The two-year rehabilitation went to extraordinary lengths to preserve in painstaking detail the striking architectural features of the Victorian hotel’s exterior including the many columns, porch spindles, gables, windows and door styles. Shortly after work was completed, the state of Michigan honored Island House Hotel as a historic landmark.
It has been 50 years since Callewaert and Ryba saved The Island House. Preserving the authenticity of the historic estate continues to be of utmost importance today, even as the hotel adds modern conveniences to suit guests of 2019.
This year, in the first major remodeling since a hotel addition in 1995, The Island House debuts a $4 million update that has outfitted 91 guest rooms with a fresh, coastal casual décor featuring new furniture, hardwood flooring, lighting upgrades, USB charging stations, high-speed WiFi, flat-screen cable televisions and air conditioning. Several rooms received new tiling, granite vanities, and bathroom fixtures.

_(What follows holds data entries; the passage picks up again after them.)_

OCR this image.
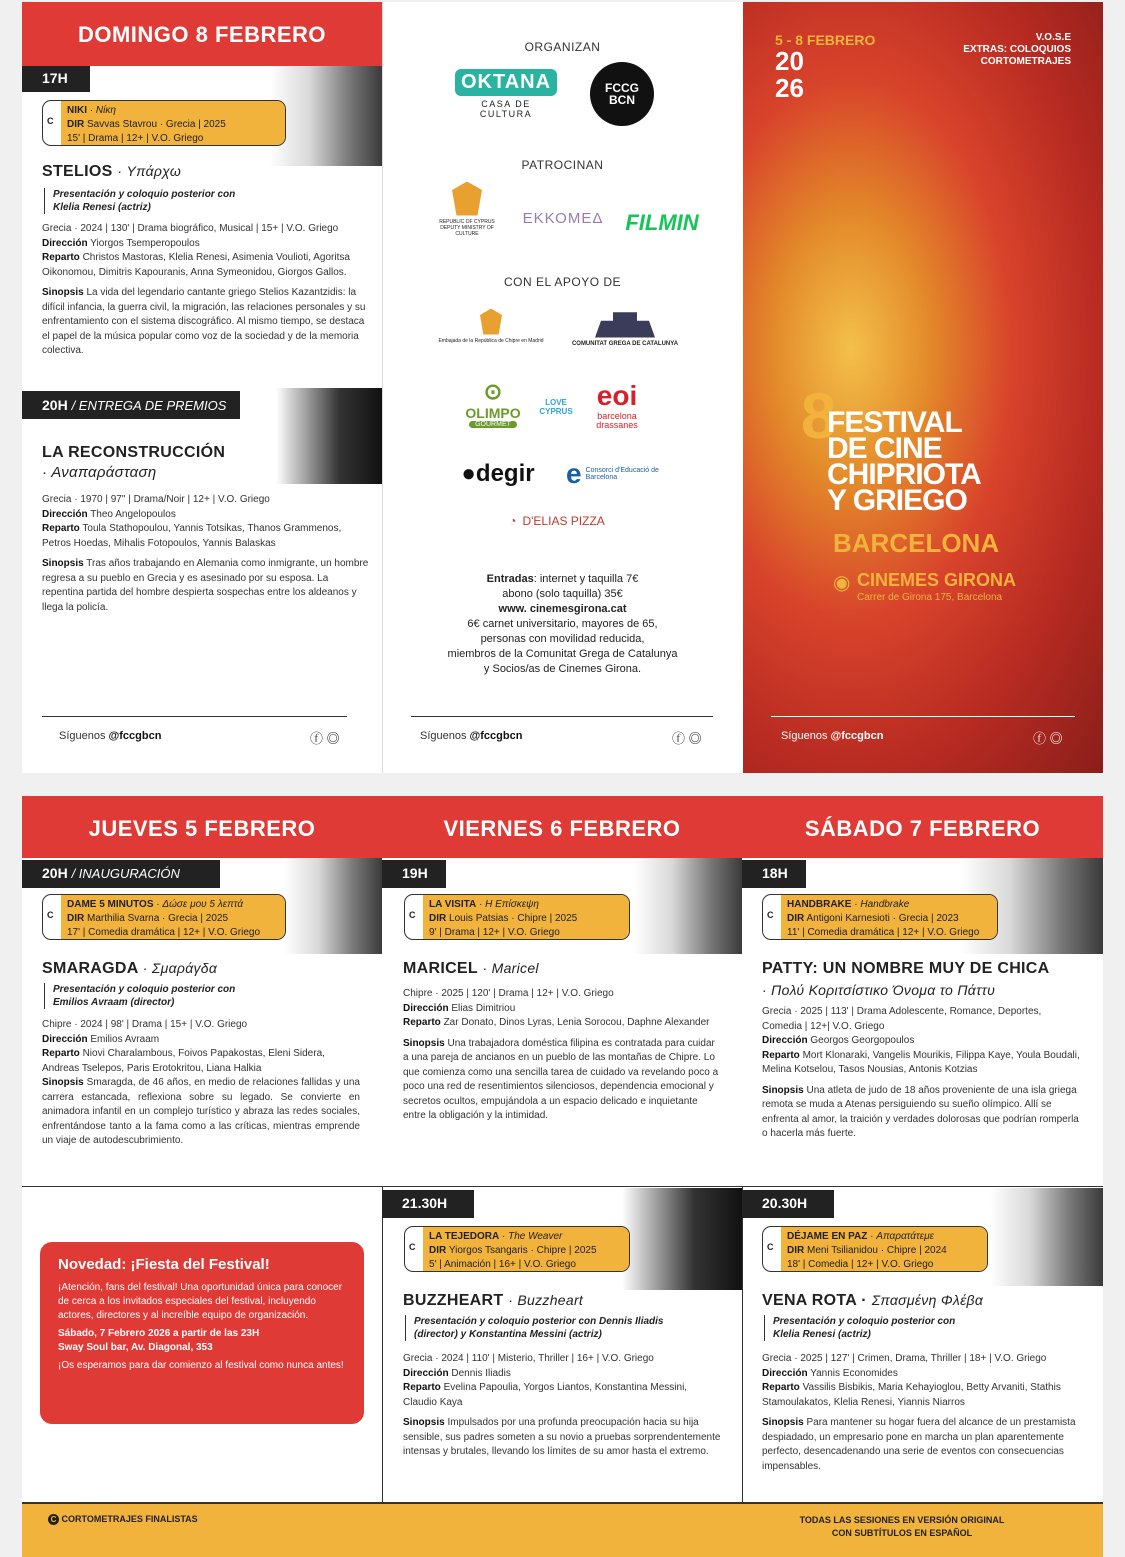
DOMINGO 8 FEBRERO
17H
C
NIKI · Νίκη
DIR Savvas Stavrou · Grecia | 2025
15' | Drama | 12+ | V.O. Griego
STELIOS · Υπάρχω
Presentación y coloquio posterior con Klelia Renesi (actriz)
Grecia · 2024 | 130' | Drama biográfico, Musical | 15+ | V.O. Griego
Dirección Yiorgos Tsemperopoulos
Reparto Christos Mastoras, Klelia Renesi, Asimenia Voulioti, Agoritsa Oikonomou, Dimitris Kapouranis, Anna Symeonidou, Giorgos Gallos.
Sinopsis La vida del legendario cantante griego Stelios Kazantzidis: la difícil infancia, la guerra civil, la migración, las relaciones personales y su enfrentamiento con el sistema discográfico. Al mismo tiempo, se destaca el papel de la música popular como voz de la sociedad y de la memoria colectiva.
20H / ENTREGA DE PREMIOS
LA RECONSTRUCCIÓN
· Αναπαράσταση
Grecia · 1970 | 97" | Drama/Noir | 12+ | V.O. Griego
Dirección Theo Angelopoulos
Reparto Toula Stathopoulou, Yannis Totsikas, Thanos Grammenos, Petros Hoedas, Mihalis Fotopoulos, Yannis Balaskas
Sinopsis Tras años trabajando en Alemania como inmigrante, un hombre regresa a su pueblo en Grecia y es asesinado por su esposa. La repentina partida del hombre despierta sospechas entre los aldeanos y llega la policía.
Síguenos @fccgbcn	ⓕ ◎
ORGANIZAN
OKTANA
CASA DE CULTURA
FCCG BCN
PATROCINAN
REPUBLIC OF CYPRUS DEPUTY MINISTRY OF CULTURE
ΕΚΚΟΜΕΔ FILMIN
CON EL APOYO DE
Embajada de la República de Chipre en Madrid	COMUNITAT GREGA DE CATALUNYA
⊙
OLIMPO
GOURMET
LOVE CYPRUS
eoi
barcelona drassanes
●degir	e Consorci d'Educació de Barcelona
◔ D'ELIAS PIZZA
Entradas: internet y taquilla 7€
abono (solo taquilla) 35€
www. cinemesgirona.cat
6€ carnet universitario, mayores de 65,
personas con movilidad reducida,
miembros de la Comunitat Grega de Catalunya
y Socios/as de Cinemes Girona.
Síguenos @fccgbcn	ⓕ ◎
5 - 8 FEBRERO
20
26
V.O.S.E
EXTRAS: COLOQUIOS
CORTOMETRAJES
8
FESTIVAL
DE CINE
CHIPRIOTA
Y GRIEGO
BARCELONA
◉ CINEMES GIRONA
Carrer de Girona 175, Barcelona
Síguenos @fccgbcn	ⓕ ◎
JUEVES 5 FEBRERO	VIERNES 6 FEBRERO	SÁBADO 7 FEBRERO
20H / INAUGURACIÓN
C
DAME 5 MINUTOS · Δώσε μου 5 λεπτά
DIR Marthilia Svarna · Grecia | 2025
17' | Comedia dramática | 12+ | V.O. Griego
SMARAGDA · Σμαράγδα
Presentación y coloquio posterior con Emilios Avraam (director)
Chipre · 2024 | 98' | Drama | 15+ | V.O. Griego
Dirección Emilios Avraam
Reparto Niovi Charalambous, Foivos Papakostas, Eleni Sidera, Andreas Tselepos, Paris Erotokritou, Liana Halkia
Sinopsis Smaragda, de 46 años, en medio de relaciones fallidas y una carrera estancada, reflexiona sobre su legado. Se convierte en animadora infantil en un complejo turístico y abraza las redes sociales, enfrentándose tanto a la fama como a las críticas, mientras emprende un viaje de autodescubrimiento.
19H
C
LA VISITA · Η Επίσκεψη
DIR Louis Patsias · Chipre | 2025
9' | Drama | 12+ | V.O. Griego
MARICEL · Maricel
Chipre · 2025 | 120' | Drama | 12+ | V.O. Griego
Dirección Elias Dimitriou
Reparto Zar Donato, Dinos Lyras, Lenia Sorocou, Daphne Alexander
Sinopsis Una trabajadora doméstica filipina es contratada para cuidar a una pareja de ancianos en un pueblo de las montañas de Chipre. Lo que comienza como una sencilla tarea de cuidado va revelando poco a poco una red de resentimientos silenciosos, dependencia emocional y secretos ocultos, empujándola a un espacio delicado e inquietante entre la obligación y la intimidad.
18H
C
HANDBRAKE · Handbrake
DIR Antigoni Karnesioti · Grecia | 2023
11' | Comedia dramática | 12+ | V.O. Griego
PATTY: UN NOMBRE MUY DE CHICA
· Πολύ Κοριτσίστικο Όνομα το Πάττυ
Grecia · 2025 | 113' | Drama Adolescente, Romance, Deportes, Comedia | 12+| V.O. Griego
Dirección Georgos Georgopoulos
Reparto Mort Klonaraki, Vangelis Mourikis, Filippa Kaye, Youla Boudali, Melina Kotselou, Tasos Nousias, Antonis Kotzias
Sinopsis Una atleta de judo de 18 años proveniente de una isla griega remota se muda a Atenas persiguiendo su sueño olímpico. Allí se enfrenta al amor, la traición y verdades dolorosas que podrían romperla o hacerla más fuerte.
Novedad: ¡Fiesta del Festival!
¡Atención, fans del festival! Una oportunidad única para conocer de cerca a los invitados especiales del festival, incluyendo actores, directores y al increíble equipo de organización.
Sábado, 7 Febrero 2026 a partir de las 23H
Sway Soul bar, Av. Diagonal, 353
¡Os esperamos para dar comienzo al festival como nunca antes!
21.30H
C
LA TEJEDORA · The Weaver
DIR Yiorgos Tsangaris · Chipre | 2025
5' | Animación | 16+ | V.O. Griego
BUZZHEART · Buzzheart
Presentación y coloquio posterior con Dennis Iliadis (director) y Konstantina Messini (actriz)
Grecia · 2024 | 110' | Misterio, Thriller | 16+ | V.O. Griego
Dirección Dennis Iliadis
Reparto Evelina Papoulia, Yorgos Liantos, Konstantina Messini, Claudio Kaya
Sinopsis Impulsados por una profunda preocupación hacia su hija sensible, sus padres someten a su novio a pruebas sorprendentemente intensas y brutales, llevando los límites de su amor hasta el extremo.
20.30H
C
DÉJAME EN PAZ · Απαρατάτεμε
DIR Meni Tsilianidou · Chipre | 2024
18' | Comedia | 12+ | V.O. Griego
VENA ROTA · Σπασμένη Φλέβα
Presentación y coloquio posterior con Klelia Renesi (actriz)
Grecia · 2025 | 127' | Crimen, Drama, Thriller | 18+ | V.O. Griego
Dirección Yannis Economides
Reparto Vassilis Bisbikis, Maria Kehayioglou, Betty Arvaniti, Stathis Stamoulakatos, Klelia Renesi, Yiannis Niarros
Sinopsis Para mantener su hogar fuera del alcance de un prestamista despiadado, un empresario pone en marcha un plan aparentemente perfecto, desencadenando una serie de eventos con consecuencias impensables.
C CORTOMETRAJES FINALISTAS	TODAS LAS SESIONES EN VERSIÓN ORIGINAL
CON SUBTÍTULOS EN ESPAÑOL
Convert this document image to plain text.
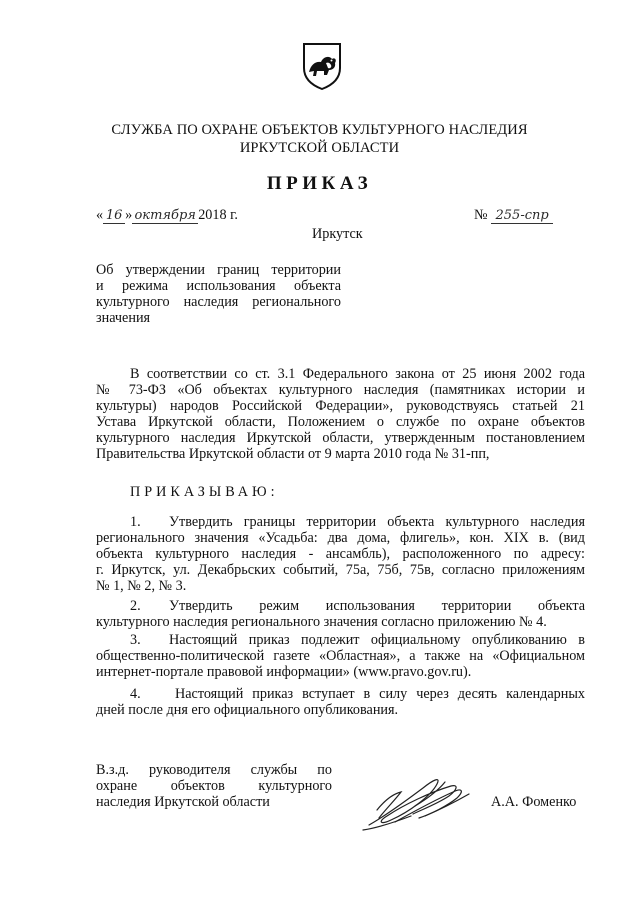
СЛУЖБА ПО ОХРАНЕ ОБЪЕКТОВ КУЛЬТУРНОГО НАСЛЕДИЯ
ИРКУТСКОЙ ОБЛАСТИ
ПРИКАЗ
« 16 » октября 2018 г.
Иркутск
№ 255-спр
Об утверждении границ территории
и режима использования объекта
культурного наследия регионального
значения
В соответствии со ст. 3.1 Федерального закона от 25 июня 2002 года
№ 73-ФЗ «Об объектах культурного наследия (памятниках истории и
культуры) народов Российской Федерации», руководствуясь статьей 21
Устава Иркутской области, Положением о службе по охране объектов
культурного наследия Иркутской области, утвержденным постановлением
Правительства Иркутской области от 9 марта 2010 года № 31-пп,
ПРИКАЗЫВАЮ:
1. Утвердить границы территории объекта культурного наследия
регионального значения «Усадьба: два дома, флигель», кон. XIX в. (вид
объекта культурного наследия - ансамбль), расположенного по адресу:
г. Иркутск, ул. Декабрьских событий, 75а, 75б, 75в, согласно приложениям
№ 1, № 2, № 3.
2. Утвердить режим использования территории объекта
культурного наследия регионального значения согласно приложению № 4.
3. Настоящий приказ подлежит официальному опубликованию в
общественно-политической газете «Областная», а также на «Официальном
интернет-портале правовой информации» (www.pravo.gov.ru).
4. Настоящий приказ вступает в силу через десять календарных
дней после дня его официального опубликования.
В.з.д. руководителя службы по
охране объектов культурного
наследия Иркутской области	А.А. Фоменко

Outside, on the patio overlooking the state park, a second hot tub has been added along with new poolside furniture, so guests have more space to gather. Plus, the bricked courtyard, curated gardens, poolside indoor/outdoor bar, tented patio, and sundeck have been extended in a renovation of the Ice House Bar & BBQ.
“We like to think of Island House Hotel as the quintessential Mackinac Island experience encompassing great location to downtown as well as a respite from the hustle and bustle to enjoy the natural sights and sounds,” Callewaert said.
“We remain committed to enhancing the guest experience by adding contemporary conveniences to Island House Hotel while conscientiously preserving the allure of its historic ambiance.”
The Island House originally was built as a beachfront resort in 1852 before a second owner moved the hotel 300 feet off the shore to its present location to allow for future expansion. The Island House built distinctive-looking East and West wings in 1895 and 1912 and operated as a hotel well into the 20th century as Mackinac emerged as the most popular summer destination in America.
But after then-owner Rose Van Allen Webster died in 1938 – aside from a brief occupation of the MRA until 1949 – The Island House stood vacant for two decades until Callewaert and Ryba rescued the hotel from imminent demolition in 1969.
After the two-year restoration, the hotel underwent extensive renovations in the 1980s, and 1995 added a 5,400-square-foot annex including an indoor pool, hot tub, sauna, three family suites, and the Ice House Bar & BBQ. That expansion enabled the hotel to provide new amenities for guests without compromising the original historic Island House structure.
Other improvements through the years include elegantly casual dining in the 1852 Grill Room, on-site bicycle rental and repair, garden seating at the Ice House BBQ and outdoor chimneys for roasting s’mores.
The Island House was built in 1852 and is the oldest hotel on Mackinac Island. After an extensive restoration saved the hotel from demolition in 1969, The Island House was recognized as an historic landmark.